The €108m sale of Irish banking software firm Eontec to Siebel recently is likely to be “the exception rather than the rule in the short term as there are only a handful of interesting technology companies worth significant money in Ireland today,” said Neil O’Leary (pictured), chief executive of Ion Equity in his review of merger and acquisition (M&A) activity in Ireland during the second quarter.
According to Ion Equity’s quarterly M&A Tracker, M&A activity in the Irish marketplace in the second quarter of this year rose by nearly €500m to €2.6bn compared to the second quarter of 2003 in terms of the total value of all disclosed transactions. A significant portion of the activity went to both CRH and Kerry Group as well as the acquisition of the Savoy hotel group by Quinlan Private in a deal worth €1.1bn. The value of the various deals broke the €2.5bn barrier for the first time in over 15 months.
The IT and telecoms sector accounted for approximately 13pc of the overall deal volume during the second quarter and only 5pc of the overall deal value at €124.4m.
M&A activity in the tech sector was dominated by the €108m sale of Eontec to Siebel Systems in April. Other prominent tech deals included Sage’s acquisition of Denver Manufacturing Ltd for €1m in April and its acquisition of Service Software Accounting Package in May for an undisclosed sum; Top Security’s acquisition of Systemhouse Technology for €7m in May; ID Data’s acquisition of Cardbase Technologies for €3.42m in June; and Plasmon plc’s acquisition of Raidtec Holdings for €5m in April.
Another interesting acquisition that was filed under financial services in the M&A Tracker Survey was US Bankcorp subsidiary NOVA Info’s acquisition of Bank of Ireland’s euroConex Technologies in April for €40m.

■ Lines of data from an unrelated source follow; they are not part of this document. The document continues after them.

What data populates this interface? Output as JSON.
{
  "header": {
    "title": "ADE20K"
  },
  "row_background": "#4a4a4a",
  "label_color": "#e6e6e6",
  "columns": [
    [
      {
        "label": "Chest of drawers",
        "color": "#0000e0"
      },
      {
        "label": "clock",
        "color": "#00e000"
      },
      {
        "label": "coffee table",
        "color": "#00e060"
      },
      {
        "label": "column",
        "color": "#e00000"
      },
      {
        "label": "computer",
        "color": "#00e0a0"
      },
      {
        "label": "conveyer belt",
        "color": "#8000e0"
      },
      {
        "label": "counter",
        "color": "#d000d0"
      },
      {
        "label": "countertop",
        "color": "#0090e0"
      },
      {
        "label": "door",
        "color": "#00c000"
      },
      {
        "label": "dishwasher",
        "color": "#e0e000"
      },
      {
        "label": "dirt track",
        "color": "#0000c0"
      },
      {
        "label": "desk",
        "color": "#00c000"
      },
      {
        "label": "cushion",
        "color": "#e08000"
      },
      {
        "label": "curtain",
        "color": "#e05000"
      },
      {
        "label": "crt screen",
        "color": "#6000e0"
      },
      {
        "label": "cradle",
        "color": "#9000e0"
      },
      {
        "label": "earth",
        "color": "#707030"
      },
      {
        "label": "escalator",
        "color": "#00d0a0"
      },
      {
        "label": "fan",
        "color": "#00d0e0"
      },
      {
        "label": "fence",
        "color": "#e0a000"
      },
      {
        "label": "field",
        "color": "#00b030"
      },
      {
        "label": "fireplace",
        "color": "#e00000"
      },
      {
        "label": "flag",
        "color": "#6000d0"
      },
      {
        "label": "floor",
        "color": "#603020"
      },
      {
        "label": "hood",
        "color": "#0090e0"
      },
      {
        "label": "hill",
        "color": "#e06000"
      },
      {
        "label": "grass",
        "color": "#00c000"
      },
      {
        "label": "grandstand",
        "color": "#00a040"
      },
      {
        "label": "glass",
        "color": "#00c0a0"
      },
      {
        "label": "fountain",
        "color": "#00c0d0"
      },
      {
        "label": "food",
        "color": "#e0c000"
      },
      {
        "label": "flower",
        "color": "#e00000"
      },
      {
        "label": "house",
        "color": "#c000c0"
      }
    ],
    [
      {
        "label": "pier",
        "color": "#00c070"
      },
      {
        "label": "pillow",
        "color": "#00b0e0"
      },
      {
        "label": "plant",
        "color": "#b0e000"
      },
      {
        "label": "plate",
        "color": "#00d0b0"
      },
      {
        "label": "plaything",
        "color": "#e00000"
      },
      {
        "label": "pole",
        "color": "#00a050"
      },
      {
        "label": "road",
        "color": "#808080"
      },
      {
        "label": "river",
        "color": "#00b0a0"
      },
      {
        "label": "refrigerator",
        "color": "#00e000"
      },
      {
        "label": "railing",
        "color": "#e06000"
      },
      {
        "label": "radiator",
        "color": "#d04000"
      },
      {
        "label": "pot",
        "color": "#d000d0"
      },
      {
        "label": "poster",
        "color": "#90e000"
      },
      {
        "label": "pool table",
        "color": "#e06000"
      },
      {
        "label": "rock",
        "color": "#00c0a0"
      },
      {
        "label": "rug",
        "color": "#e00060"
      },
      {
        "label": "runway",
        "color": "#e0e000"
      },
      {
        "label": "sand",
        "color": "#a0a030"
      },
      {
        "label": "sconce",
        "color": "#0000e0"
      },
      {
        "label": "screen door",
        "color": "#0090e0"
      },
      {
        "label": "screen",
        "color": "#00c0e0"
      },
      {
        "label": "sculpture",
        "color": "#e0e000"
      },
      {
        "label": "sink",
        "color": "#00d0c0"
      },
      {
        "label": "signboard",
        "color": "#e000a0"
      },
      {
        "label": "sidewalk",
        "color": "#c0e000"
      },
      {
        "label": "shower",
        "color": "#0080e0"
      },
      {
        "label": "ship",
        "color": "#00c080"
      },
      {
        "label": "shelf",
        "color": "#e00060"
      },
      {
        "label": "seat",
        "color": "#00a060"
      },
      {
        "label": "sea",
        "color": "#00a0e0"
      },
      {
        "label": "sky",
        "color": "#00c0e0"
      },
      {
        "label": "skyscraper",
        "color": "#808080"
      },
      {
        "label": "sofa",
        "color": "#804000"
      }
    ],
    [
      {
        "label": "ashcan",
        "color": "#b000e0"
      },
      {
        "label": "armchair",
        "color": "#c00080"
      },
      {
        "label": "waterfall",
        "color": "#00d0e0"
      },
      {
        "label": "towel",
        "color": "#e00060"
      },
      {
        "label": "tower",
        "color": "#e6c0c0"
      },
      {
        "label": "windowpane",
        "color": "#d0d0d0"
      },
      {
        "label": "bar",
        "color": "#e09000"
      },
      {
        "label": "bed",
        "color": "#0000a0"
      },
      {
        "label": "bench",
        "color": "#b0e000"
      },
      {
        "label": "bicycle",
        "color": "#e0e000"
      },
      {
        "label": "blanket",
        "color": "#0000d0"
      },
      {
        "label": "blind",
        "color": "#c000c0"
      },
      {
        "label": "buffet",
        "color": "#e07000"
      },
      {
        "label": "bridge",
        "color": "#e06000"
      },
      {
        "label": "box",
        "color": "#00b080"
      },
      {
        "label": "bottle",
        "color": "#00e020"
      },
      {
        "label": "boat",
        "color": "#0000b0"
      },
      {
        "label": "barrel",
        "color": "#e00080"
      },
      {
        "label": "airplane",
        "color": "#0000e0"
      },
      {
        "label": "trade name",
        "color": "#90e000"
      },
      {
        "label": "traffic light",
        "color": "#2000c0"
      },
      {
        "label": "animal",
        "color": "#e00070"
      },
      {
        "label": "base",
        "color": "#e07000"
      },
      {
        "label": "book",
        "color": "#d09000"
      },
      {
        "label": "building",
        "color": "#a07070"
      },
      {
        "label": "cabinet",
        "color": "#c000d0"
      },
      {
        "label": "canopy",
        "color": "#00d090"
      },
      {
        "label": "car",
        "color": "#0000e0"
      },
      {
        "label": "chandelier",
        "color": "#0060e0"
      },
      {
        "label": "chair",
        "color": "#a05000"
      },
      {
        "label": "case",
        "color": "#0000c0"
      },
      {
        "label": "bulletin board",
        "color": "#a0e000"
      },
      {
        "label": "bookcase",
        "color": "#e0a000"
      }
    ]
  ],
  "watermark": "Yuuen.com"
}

“In terms of the number of deals, the most active sectors were food, industrial, IT/telecoms and leisure/travel – the latter mostly involving the sale or acquisition of hotels. As with the bigger deals, most of the buyers were Irish, and in the case of smaller deals the main driver is either consolidation in the Irish market or the opportunistic acquisition of overseas assets in the UK.
“In the technology sector, the sale of Eontec to Siebel for the very strong price of €108m suggested to some that the day of rich return from the technology sector are back. But the Eontec deal is likely to be the exception rather than the rule in the short-term as there are only a handful of interesting technology companies worth significant money in Ireland today,” O’Leary said.
“Looking ahead, although most of the underlying economic indicators are good, and financial buyers are finally getting a run for their money from corporate buyers, there is by no means a consensus that we have fair sailing in the medium term.”